29 avril 2026 à 12:08

Branle bas de combat contre les failles des LLM ! CrowdStrike vient de dévoiler le projet QuiltWorks. 

Le constat qui motive son lancement est simple mais préoccupant : les modèles d’IA de frontière révèlent désormais des bugs logiques, des défauts de conception, des mauvaises configurations et de nouveaux chemins d’exploit que les méthodes classiques n’auraient pas identifiés. Ce faisant, ils réduisent dangereusement la fenêtre de temps dont disposaient les équipes de défense entre la découverte d’une faille et son exploitation.

Une coalition de poids lourds du secteur

Autour de l’éditeur, on trouve plusieurs acteurs majeurs de la cybersécurité et du conseil : Accenture, EY, IBM Cybersecurity Services, Kroll et OpenAI. La coalition s’appuie sur les modèles d’IA de frontière développés par OpenAI et Anthropic pour analyser applications et bases de code, dans le but d’identifier des vulnérabilités réellement exploitables que ni les scanners automatisés ni les revues humaines ne parviennent à détecter.

La plateforme CrowdStrike Falcon, qui traite quotidiennement des milliers de milliards d’événements de sécurité, fournit l’ossature technologique du dispositif. Elle applique la connaissance des adversaires et l’analyse des chemins d’attaque pour hiérarchiser les risques selon leur exploitabilité réelle, au-delà des seuls scores CVSS.
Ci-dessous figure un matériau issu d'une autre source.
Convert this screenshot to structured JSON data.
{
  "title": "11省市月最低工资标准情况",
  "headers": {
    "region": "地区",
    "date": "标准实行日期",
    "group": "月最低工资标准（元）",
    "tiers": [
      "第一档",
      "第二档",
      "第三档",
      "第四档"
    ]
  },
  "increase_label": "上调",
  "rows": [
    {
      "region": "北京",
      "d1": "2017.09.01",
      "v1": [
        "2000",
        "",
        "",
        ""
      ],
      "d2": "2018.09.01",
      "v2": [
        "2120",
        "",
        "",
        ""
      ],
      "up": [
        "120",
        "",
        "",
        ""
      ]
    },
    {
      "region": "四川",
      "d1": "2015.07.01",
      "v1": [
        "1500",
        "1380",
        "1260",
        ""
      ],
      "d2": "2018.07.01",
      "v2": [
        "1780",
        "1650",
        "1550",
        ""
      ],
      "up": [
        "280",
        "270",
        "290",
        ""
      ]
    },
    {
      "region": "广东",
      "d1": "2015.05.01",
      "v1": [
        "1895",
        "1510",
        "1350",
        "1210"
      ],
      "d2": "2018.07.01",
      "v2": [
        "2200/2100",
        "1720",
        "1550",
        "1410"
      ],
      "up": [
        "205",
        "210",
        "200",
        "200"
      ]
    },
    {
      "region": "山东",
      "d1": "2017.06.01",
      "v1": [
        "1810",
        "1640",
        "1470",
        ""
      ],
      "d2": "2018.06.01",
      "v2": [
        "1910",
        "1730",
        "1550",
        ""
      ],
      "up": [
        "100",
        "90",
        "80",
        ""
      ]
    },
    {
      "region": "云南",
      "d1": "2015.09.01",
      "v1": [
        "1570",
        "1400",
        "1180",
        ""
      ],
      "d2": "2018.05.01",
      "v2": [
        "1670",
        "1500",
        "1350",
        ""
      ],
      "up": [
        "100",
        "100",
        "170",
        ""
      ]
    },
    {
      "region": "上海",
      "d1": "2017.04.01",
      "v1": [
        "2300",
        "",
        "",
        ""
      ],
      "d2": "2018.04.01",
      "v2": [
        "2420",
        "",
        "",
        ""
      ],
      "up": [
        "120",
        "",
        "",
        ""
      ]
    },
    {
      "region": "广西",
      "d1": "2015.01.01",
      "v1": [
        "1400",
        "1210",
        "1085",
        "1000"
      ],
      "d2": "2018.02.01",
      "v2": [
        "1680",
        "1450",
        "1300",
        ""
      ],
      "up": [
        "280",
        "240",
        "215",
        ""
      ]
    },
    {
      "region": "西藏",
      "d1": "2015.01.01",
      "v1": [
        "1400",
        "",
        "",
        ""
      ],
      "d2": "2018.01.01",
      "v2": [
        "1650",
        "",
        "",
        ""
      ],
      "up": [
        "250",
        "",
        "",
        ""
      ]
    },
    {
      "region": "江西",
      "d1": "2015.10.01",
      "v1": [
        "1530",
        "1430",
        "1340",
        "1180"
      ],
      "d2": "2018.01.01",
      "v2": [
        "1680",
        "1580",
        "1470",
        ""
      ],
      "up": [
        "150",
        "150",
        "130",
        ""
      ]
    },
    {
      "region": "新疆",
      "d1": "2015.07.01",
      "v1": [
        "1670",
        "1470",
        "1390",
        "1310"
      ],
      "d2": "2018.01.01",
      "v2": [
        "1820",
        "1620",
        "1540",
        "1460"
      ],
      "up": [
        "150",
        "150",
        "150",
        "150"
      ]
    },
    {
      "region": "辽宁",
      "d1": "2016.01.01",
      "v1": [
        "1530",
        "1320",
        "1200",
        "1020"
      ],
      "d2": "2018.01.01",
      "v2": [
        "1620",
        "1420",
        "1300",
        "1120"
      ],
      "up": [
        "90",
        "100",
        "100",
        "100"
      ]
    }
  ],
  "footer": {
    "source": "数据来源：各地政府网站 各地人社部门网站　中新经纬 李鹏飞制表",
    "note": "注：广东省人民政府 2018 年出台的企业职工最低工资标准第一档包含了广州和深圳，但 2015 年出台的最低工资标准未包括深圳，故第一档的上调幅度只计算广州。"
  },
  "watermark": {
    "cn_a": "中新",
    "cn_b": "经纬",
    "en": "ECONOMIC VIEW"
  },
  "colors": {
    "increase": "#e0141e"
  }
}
« Alors que l’IA de frontière accélère la découverte de vulnérabilités, tous les conseils d’administration dans le monde posent la même question à leur RSSI : sommes-nous exposés et sommes-nous protégés ? Le projet QuiltWorks est la manière dont le secteur s’unit pour apporter à chaque organisation la réponse dont son conseil d’administration a besoin. » explique George Kurtz, CEO et fondateur de CrowdStrike :

Un service structuré en quatre étapes

Le projet QuiltWorks propose un accompagnement articulé autour de quatre phases :

  • Assessment : évaluation du dispositif actuel, du niveau de maturité et de la capacité de remédiation de chaque organisation.
  • Model Deployment : analyse des applications et bases de code par des modèles d’IA de frontière pour identifier les vulnérabilités exploitables.
  • Risk Prioritization : hiérarchisation des constats par des experts en Red Teaming, en tenant compte de l’exploitabilité, de l’activité des adversaires et de l’impact métier.
  • Remediation : remédiation guidée et restitutions à destination des conseils d’administration pour leur fournir une vision claire des risques et des actions à engager.

En parallèle, CrowdStrike lance le service Frontier AI Readiness and Resilience, proposé directement à ses clients sous forme d’abonnement  payable en crédits Falcon Flex. Il s’agit d’un accompagnement continu piloté par des experts et des agents IA.

L’ambition affichée est de déployer cette réponse à l’échelle industrielle. Le réseau de partenaires du projet QuiltWorks compte plus de 10 000 professionnels certifiés, chargés d’accélérer la remédiation au niveau du code, directement au sein des entreprises clientes.